Zukowski has been working on establishing a proper onboarding system for future speakers to ensure institutional memory isn’t lost.
“There’s no training programmes that help to bridge that gap year-to-year, because I probably won’t be here for seven years,” Zukowski said. “So, whoever takes over for me in the future, I want them to be prepared.”
For Zukowski, the best part of his role is working with people. Although he has a broader interest in law and governance, watching councillors grow in their roles and achieve what they set out to do is wonderful, Zukowski said.

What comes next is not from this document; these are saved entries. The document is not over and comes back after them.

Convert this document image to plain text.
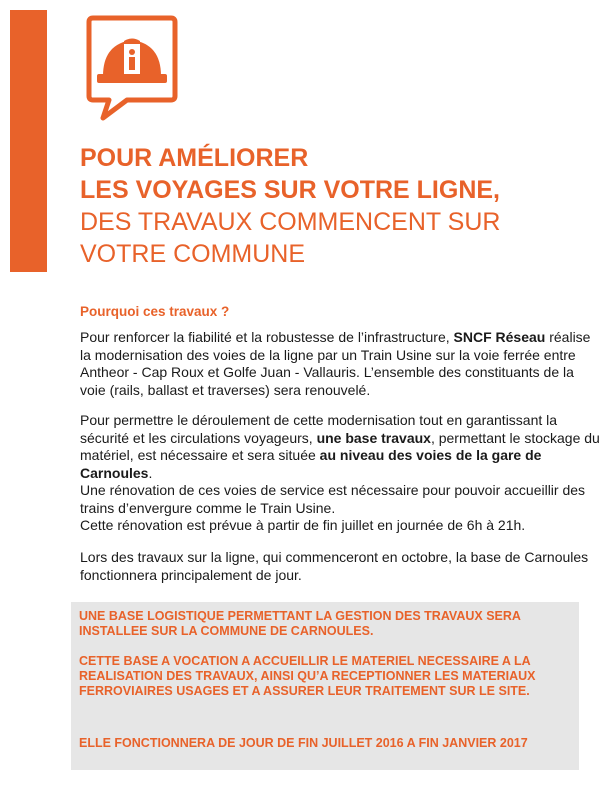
POUR AMÉLIORER
LES VOYAGES SUR VOTRE LIGNE,
DES TRAVAUX COMMENCENT SUR
VOTRE COMMUNE
Pourquoi ces travaux ?
Pour renforcer la fiabilité et la robustesse de l’infrastructure, SNCF Réseau réalise la modernisation des voies de la ligne par un Train Usine sur la voie ferrée entre Antheor - Cap Roux et Golfe Juan - Vallauris. L’ensemble des constituants de la voie (rails, ballast et traverses) sera renouvelé.
Pour permettre le déroulement de cette modernisation tout en garantissant la sécurité et les circulations voyageurs, une base travaux, permettant le stockage du matériel, est nécessaire et sera située au niveau des voies de la gare de Carnoules.
Une rénovation de ces voies de service est nécessaire pour pouvoir accueillir des trains d’envergure comme le Train Usine.
Cette rénovation est prévue à partir de fin juillet en journée de 6h à 21h.
Lors des travaux sur la ligne, qui commenceront en octobre, la base de Carnoules fonctionnera principalement de jour.
UNE BASE LOGISTIQUE PERMETTANT LA GESTION DES TRAVAUX SERA INSTALLEE SUR LA COMMUNE DE CARNOULES.
CETTE BASE A VOCATION A ACCUEILLIR LE MATERIEL NECESSAIRE A LA REALISATION DES TRAVAUX, AINSI QU’A RECEPTIONNER LES MATERIAUX FERROVIAIRES USAGES ET A ASSURER LEUR TRAITEMENT SUR LE SITE.
ELLE FONCTIONNERA DE JOUR DE FIN JUILLET 2016 A FIN JANVIER 2017
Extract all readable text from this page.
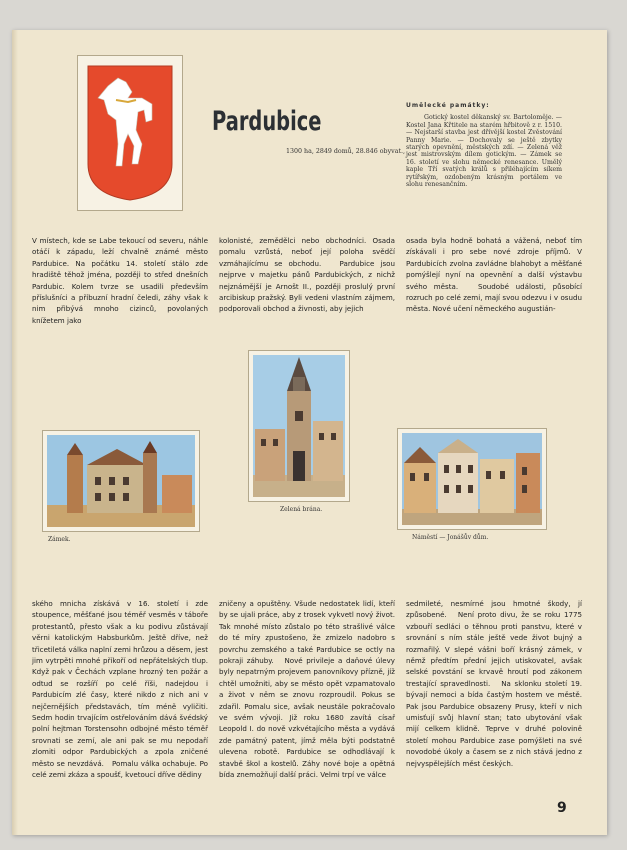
Pardubice
1300 ha, 2849 domů, 28.846 obyvat.,
Umělecké památky:
Gotický kostel děkanský sv. Bartoloměje. — Kostel Jana Křtitele na starém hřbitově z r. 1510. — Nejstarší stavba jest dřívější kostel Zvěstování Panny Marie. — Dochovaly se ještě zbytky starých opevnění, městských zdí. — Zelená věž jest mistrovským dílem gotickým. — Zámek se 16. století ve slohu německé renesance. Umělý kaple Tří svatých králů s přiléhajícím síkem rytířským, ozdobeným krásným portálem ve slohu renesančním.
V místech, kde se Labe tekoucí od severu, náhle otáčí k západu, leží chvalně známé město Pardubice. Na počátku 14. století stálo zde hradiště těhož jména, později to střed dnešních Pardubic. Kolem tvrze se usadili především příslušníci a příbuzní hradní čeledi, záhy však k nim přibývá mnoho cizinců, povolaných knížetem jako
kolonisté, zemědělci nebo obchodníci. Osada pomalu vzrůstá, neboť její poloha svědčí vzmáhajícímu se obchodu.   Pardubice jsou nejprve v majetku pánů Pardubických, z nichž nejznámější je Arnošt II., později proslulý první arcibiskup pražský. Byli vedeni vlastním zájmem, podporovali obchod a živnosti, aby jejich
osada byla hodně bohatá a vážená, neboť tím získávali i pro sebe nové zdroje příjmů. V Pardubicích zvolna zavládne blahobyt a měšťané pomýšlejí nyní na opevnění a další výstavbu svého města.   Soudobé události, působící rozruch po celé zemi, mají svou odezvu i v osudu města. Nové učení německého augustián-
Zámek.
Zelená brána.
Náměstí — Jonášův dům.
ského mnicha získává v 16. století i zde stoupence, měšťané jsou téměř vesměs v táboře protestantů, přesto však a ku podivu zůstávají věrni katolickým Habsburkům. Ještě dříve, než třicetiletá válka naplní zemi hrůzou a děsem, jest jim vytrpěti mnohé příkoří od nepřátelských tlup. Když pak v Čechách vzplane hrozný ten požár a odtud se rozšíří po celé říši, nadejdou i Pardubicím zlé časy, které nikdo z nich ani v nejčernějších představách, tím méně vyličiti. Sedm hodin trvajícím ostřelováním dává švédský polní hejtman Torstensohn odbojné město téměř srovnati se zemí, ale ani pak se mu nepodaří zlomiti odpor Pardubických a zpola zničené město se nevzdává.   Pomalu válka ochabuje. Po celé zemi zkáza a spoušť, kvetoucí dříve dědiny
zničeny a opuštěny. Všude nedostatek lidí, kteří by se ujali práce, aby z trosek vykvetl nový život. Tak mnohé místo zůstalo po této strašlivé válce do té míry zpustošeno, že zmizelo nadobro s povrchu zemského a také Pardubice se octly na pokraji záhuby.   Nové privileje a daňové úlevy byly nepatrným projevem panovníkovy přízně, jíž chtěl umožniti, aby se město opět vzpamatovalo a život v něm se znovu rozproudil. Pokus se zdařil. Pomalu sice, avšak neustále pokračovalo ve svém vývoji. Již roku 1680 zavítá císař Leopold I. do nově vzkvétajícího města a vydává zde památný patent, jímž měla býti podstatně ulevena robotě. Pardubice se odhodlávají k stavbě škol a kostelů. Záhy nové boje a opětná bída znemožňují další práci. Velmi trpí ve válce
sedmileté, nesmírné jsou hmotné škody, jí způsobené.   Není proto divu, že se roku 1775 vzbouří sedláci o těhnou proti panstvu, které v srovnání s ním stále ještě vede život bujný a rozmařilý. V slepé vášni boří krásný zámek, v němž předtím přední jejich utiskovatel, avšak selské povstání se krvavě hroutí pod zákonem trestající spravedlnosti.   Na sklonku století 19. bývají nemoci a bída častým hostem ve městě. Pak jsou Pardubice obsazeny Prusy, kteří v nich umisťují svůj hlavní stan; tato ubytování však mijí celkem klidně. Teprve v druhé polovině století mohou Pardubice zase pomýšleti na své novodobé úkoly a časem se z nich stává jedno z nejvyspělejších měst českých.
9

Going into his role as speaker, Zukowski already had lots of experience in student governance and with the UASU. Zukowski is in his seventh and final year as an undergraduate political science student.
He served on the Discipline, Interpretation, and Enforcement Board (DIE) for four years before he decided to run for speaker. The DIE Board enforces and interprets UASU bylaws, and is a separate entity from the UASU. For three years, Zukowski served as a general member before eventually becoming the chief tribunal in his last year. At this point, Zukowski was nearing the end of his degree, and decided to run for speaker.
Zukowski’s experience in governance and politics extends beyond the UASU. At the beginning of his degree, he served as the governance director of the Organization of Arts Students and Interdisciplinary Studies (OASIS). In this role, he supported then-Oasis President Chris Beasley by revising bylaw, encouraging student engagement at the Annual General Meeting, and preparing bylaw amendments that came forward.
He also volunteered with the Elizabeth Fry Society of Northern Alberta, where he supported women and vulnerable populations as they went through the criminal justice system. In high school, Zukowski was on the Edmonton Public School Boards’ Student Senate.
“I think a lot of [my work] has been governance policy,” Zukowski said. “But also, I really value supporting people.”
“Rules and procedures fascinate me. But what’s really valuable is the recognition of relationship building, because relationships are the heart and soul of governance at the end of the day.”